Radio-crevettes indonésiennes : quand le ministre rassure en riant jaune
En Indonésie, la polémique autour des crevettes contaminées au césium-137 prend une tournure qui frôle l’absurde. Les États-Unis ont renvoyé certaines cargaisons suspectes, mais pour le ministre coordinateur de l'Alimentation, Zulkifli Hasan (Zulhas), pas de quoi s’inquiéter : ces crevettes seraient tout à fait comestibles, à condition bien sûr que leur radioactivité reste en dessous du seuil magique de 500 becquerels par kilo, la norme indonésienne. En clair, tant que ça crépite à peine au compteur Geiger, vous pouvez les faire griller sans scrupule.
Il faut avouer que l’argument prête à sourire. Le discours rassurant ressemble à une publicité inventée : « Crevettes garanties non trop radioactives, un goût qui rayonne juste ce qu’il faut. » On imagine déjà le slogan collé sur les marchés de Jakarta, avec une crevette phosphorescente clignotant dans la nuit. Car, après tout, pourquoi jeter un produit qui n’explose pas encore au visage du consommateur ? Si c’est en dessous de la norme, c’est que ça doit être bon.
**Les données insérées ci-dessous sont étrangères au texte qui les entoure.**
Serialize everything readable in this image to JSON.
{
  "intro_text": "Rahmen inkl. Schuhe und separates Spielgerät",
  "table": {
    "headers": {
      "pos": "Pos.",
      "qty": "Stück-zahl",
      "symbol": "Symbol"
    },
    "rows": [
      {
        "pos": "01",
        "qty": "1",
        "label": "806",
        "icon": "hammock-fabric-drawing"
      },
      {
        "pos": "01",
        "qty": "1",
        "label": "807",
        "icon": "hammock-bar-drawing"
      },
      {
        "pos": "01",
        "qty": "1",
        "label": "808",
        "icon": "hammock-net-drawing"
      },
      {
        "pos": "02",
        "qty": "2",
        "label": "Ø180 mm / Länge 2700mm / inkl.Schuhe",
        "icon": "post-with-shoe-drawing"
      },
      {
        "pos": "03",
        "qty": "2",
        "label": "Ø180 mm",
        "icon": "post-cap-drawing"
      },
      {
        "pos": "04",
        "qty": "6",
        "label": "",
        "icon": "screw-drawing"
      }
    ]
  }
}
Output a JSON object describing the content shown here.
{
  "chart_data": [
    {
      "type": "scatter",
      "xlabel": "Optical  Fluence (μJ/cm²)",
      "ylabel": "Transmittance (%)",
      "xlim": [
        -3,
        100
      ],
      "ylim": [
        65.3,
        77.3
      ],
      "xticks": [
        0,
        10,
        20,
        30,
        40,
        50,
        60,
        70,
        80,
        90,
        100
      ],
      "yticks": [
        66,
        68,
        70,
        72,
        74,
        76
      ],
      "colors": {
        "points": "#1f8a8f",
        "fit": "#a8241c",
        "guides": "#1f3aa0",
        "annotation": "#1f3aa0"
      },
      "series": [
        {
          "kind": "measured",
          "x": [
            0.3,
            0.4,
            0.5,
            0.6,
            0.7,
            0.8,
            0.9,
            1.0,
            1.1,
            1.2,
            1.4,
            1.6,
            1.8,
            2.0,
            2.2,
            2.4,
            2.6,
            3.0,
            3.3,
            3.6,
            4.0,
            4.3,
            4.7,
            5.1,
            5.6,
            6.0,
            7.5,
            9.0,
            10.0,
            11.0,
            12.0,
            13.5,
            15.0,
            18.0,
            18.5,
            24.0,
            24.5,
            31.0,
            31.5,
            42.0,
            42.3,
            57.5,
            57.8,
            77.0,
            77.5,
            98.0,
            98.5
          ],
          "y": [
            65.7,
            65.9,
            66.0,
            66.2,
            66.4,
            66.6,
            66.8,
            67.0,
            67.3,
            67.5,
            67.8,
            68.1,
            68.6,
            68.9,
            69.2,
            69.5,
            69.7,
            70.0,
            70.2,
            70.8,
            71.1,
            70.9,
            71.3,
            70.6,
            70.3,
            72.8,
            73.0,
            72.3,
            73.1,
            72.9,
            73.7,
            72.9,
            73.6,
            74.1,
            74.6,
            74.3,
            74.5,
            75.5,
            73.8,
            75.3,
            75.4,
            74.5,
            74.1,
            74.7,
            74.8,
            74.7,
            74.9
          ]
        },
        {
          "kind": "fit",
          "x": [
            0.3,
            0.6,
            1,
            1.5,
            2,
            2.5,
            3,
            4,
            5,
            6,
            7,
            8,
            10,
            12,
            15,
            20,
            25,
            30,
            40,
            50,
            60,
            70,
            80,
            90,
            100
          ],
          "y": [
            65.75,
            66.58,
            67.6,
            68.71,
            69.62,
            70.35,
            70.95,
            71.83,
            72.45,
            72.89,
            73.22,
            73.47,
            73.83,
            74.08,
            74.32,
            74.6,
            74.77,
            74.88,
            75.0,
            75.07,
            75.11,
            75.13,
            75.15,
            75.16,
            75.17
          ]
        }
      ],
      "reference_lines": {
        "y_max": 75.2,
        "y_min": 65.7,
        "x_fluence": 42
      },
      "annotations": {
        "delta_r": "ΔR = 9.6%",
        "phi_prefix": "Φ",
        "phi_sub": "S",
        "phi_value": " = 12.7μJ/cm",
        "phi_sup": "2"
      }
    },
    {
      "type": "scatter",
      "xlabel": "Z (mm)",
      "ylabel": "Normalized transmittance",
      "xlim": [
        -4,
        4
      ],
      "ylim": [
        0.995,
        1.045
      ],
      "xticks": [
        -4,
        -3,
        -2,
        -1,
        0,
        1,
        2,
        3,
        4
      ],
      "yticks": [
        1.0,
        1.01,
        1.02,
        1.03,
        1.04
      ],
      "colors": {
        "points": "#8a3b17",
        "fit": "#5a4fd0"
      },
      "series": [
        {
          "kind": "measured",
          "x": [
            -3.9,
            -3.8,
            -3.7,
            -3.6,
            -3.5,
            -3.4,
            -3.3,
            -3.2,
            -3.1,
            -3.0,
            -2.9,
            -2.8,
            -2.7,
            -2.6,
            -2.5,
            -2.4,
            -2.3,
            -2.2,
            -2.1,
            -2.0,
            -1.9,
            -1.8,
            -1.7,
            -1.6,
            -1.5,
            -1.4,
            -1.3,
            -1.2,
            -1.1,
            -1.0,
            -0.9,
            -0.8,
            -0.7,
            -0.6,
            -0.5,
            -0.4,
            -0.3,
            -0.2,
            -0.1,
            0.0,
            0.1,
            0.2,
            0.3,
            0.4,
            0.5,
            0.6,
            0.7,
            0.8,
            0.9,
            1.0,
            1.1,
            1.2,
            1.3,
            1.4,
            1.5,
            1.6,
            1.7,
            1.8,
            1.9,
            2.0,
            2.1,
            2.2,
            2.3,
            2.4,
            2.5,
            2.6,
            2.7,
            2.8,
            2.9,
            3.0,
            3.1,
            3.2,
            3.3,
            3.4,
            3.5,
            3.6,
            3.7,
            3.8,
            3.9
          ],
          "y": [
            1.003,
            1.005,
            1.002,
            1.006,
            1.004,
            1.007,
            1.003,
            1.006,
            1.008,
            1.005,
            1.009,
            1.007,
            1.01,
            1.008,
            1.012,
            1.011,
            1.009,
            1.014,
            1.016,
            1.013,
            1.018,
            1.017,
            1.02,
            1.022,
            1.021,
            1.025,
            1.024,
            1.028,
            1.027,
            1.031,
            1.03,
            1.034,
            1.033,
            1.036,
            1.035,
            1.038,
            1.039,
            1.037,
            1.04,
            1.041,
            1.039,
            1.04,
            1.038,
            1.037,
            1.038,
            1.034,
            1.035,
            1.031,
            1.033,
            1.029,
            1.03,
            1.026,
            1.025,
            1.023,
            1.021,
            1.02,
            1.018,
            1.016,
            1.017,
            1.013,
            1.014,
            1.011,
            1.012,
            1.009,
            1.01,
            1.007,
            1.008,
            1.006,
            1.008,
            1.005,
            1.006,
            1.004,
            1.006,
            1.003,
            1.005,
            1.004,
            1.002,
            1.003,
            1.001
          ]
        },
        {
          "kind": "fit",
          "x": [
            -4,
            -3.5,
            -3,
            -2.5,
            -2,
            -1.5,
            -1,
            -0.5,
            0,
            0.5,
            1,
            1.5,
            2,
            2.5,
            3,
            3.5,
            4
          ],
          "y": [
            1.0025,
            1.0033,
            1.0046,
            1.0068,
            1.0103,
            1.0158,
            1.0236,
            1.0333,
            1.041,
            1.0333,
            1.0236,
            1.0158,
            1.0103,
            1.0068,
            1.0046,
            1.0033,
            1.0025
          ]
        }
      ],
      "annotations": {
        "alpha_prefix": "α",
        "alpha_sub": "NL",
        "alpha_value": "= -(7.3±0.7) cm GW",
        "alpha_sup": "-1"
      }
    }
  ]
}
Cette façon de réduire la contamination à une question de chiffres ressemble à un tour de passe-passe administratif. À 68 becquerels, pas de problème. À 300, toujours bon. À 499, parfait. Mais à 501, soudainement dangereux, à détruire sans délai. Comme si le corps humain, poli et discipliné, savait s’arrêter exactement au seuil réglementaire avant de décider que non, là, c’est trop. Les autorités indonésiennes se posent alors en arbitres suprêmes du danger, un peu comme des chefs de cuisine nucléaire décidant de la dose de radiations qui donne du goût sans provoquer de cancer.
Et pourtant, derrière le sourire du ministre, il y a une inquiétude sourde. Car si les crevettes sont vraiment « sûres », pourquoi les Américains n’en veulent-ils plus ? Pourquoi ce ballet d’examens, de contre-expertises, de seuils chiffrés ? Dire que tout va bien en dessous d’une certaine limite, c’est demander au citoyen d’accepter de manger du poison dilué, avec la promesse qu’il n’y en a pas trop. On ne rassure pas, on banalise.
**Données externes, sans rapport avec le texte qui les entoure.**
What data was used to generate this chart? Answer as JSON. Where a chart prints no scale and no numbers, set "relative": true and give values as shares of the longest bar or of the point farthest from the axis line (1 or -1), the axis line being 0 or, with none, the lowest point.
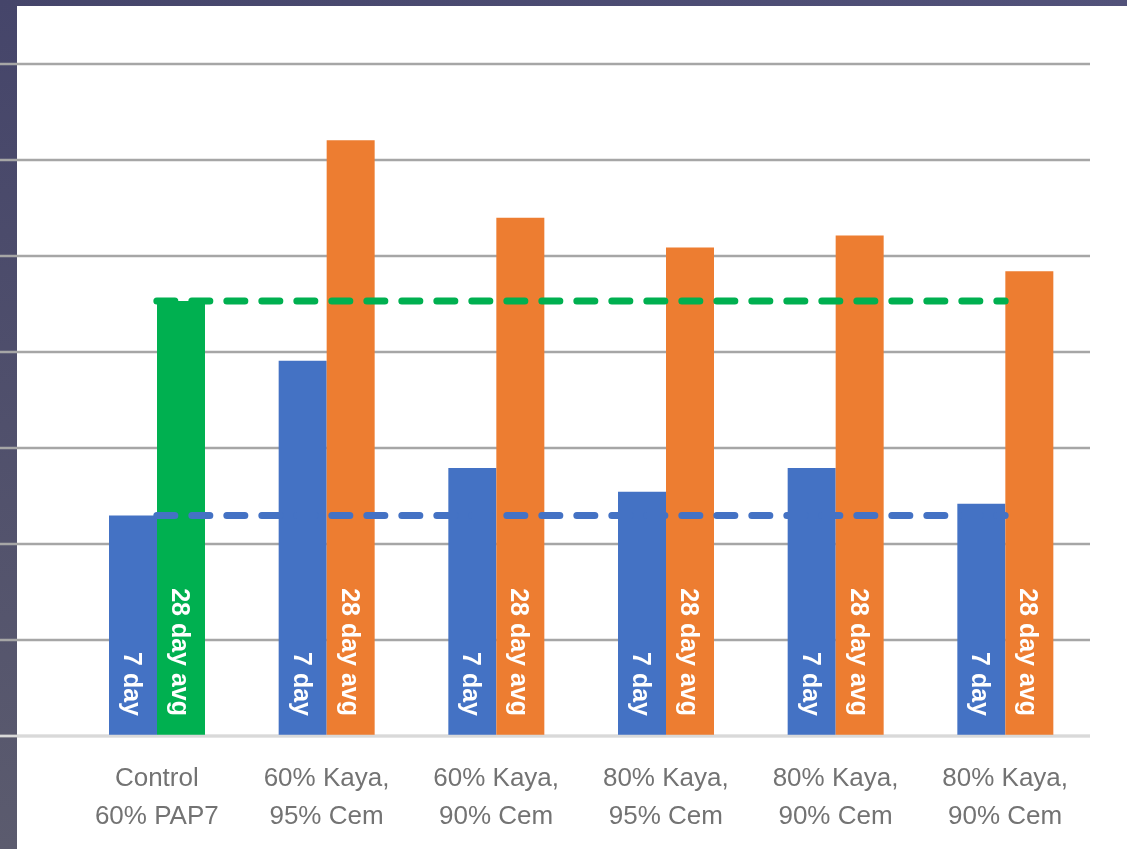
{
  "chart_data": {
    "type": "bar",
    "relative": true,
    "categories": [
      "Control\n60% PAP7",
      "60% Kaya,\n95% Cem",
      "60% Kaya,\n90% Cem",
      "80% Kaya,\n95% Cem",
      "80% Kaya,\n90% Cem",
      "80% Kaya,\n90% Cem"
    ],
    "series": [
      {
        "name": "7 day",
        "color": "#4472c4",
        "values": [
          0.37,
          0.63,
          0.45,
          0.41,
          0.45,
          0.39
        ]
      },
      {
        "name": "28 day avg",
        "color": "#ed7d31",
        "colors": [
          "#00b050",
          "#ed7d31",
          "#ed7d31",
          "#ed7d31",
          "#ed7d31",
          "#ed7d31"
        ],
        "values": [
          0.73,
          1,
          0.87,
          0.82,
          0.84,
          0.78
        ]
      }
    ],
    "ref_lines": [
      {
        "axis": "y",
        "value": 0.73,
        "color": "#00b050",
        "line_style": "dashed"
      },
      {
        "axis": "y",
        "value": 0.37,
        "color": "#4472c4",
        "line_style": "dashed"
      }
    ],
    "grid": "y"
  }
}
Zulhas affirme que tout cela ne concerne qu’une usine de Cikande, comme si la radioactivité avait la décence de ne pas voyager, de rester sagement confinée à un entrepôt. L’affaire devient alors une fable politique : tout est sous contrôle, la nation continue de produire, et le consommateur n’a qu’à fermer les yeux et ouvrir la bouche. En Indonésie, on a inventé la cuisine au césium light, certifiée « en dessous du seuil ».
La leçon est simple : quand un ministre vous dit que des crevettes radioactives sont sans danger, c’est peut-être vrai sur le papier. Mais c’est surtout une brillante démonstration d’humour noir involontaire, une façon de transformer une crise sanitaire potentielle en sketch. Après les crevettes bio, les crevettes surgelées et les crevettes tigrées, voici donc la nouvelle spécialité nationale : les crevettes faiblement radioactives, un mets qui brille d’un éclat tout particulier.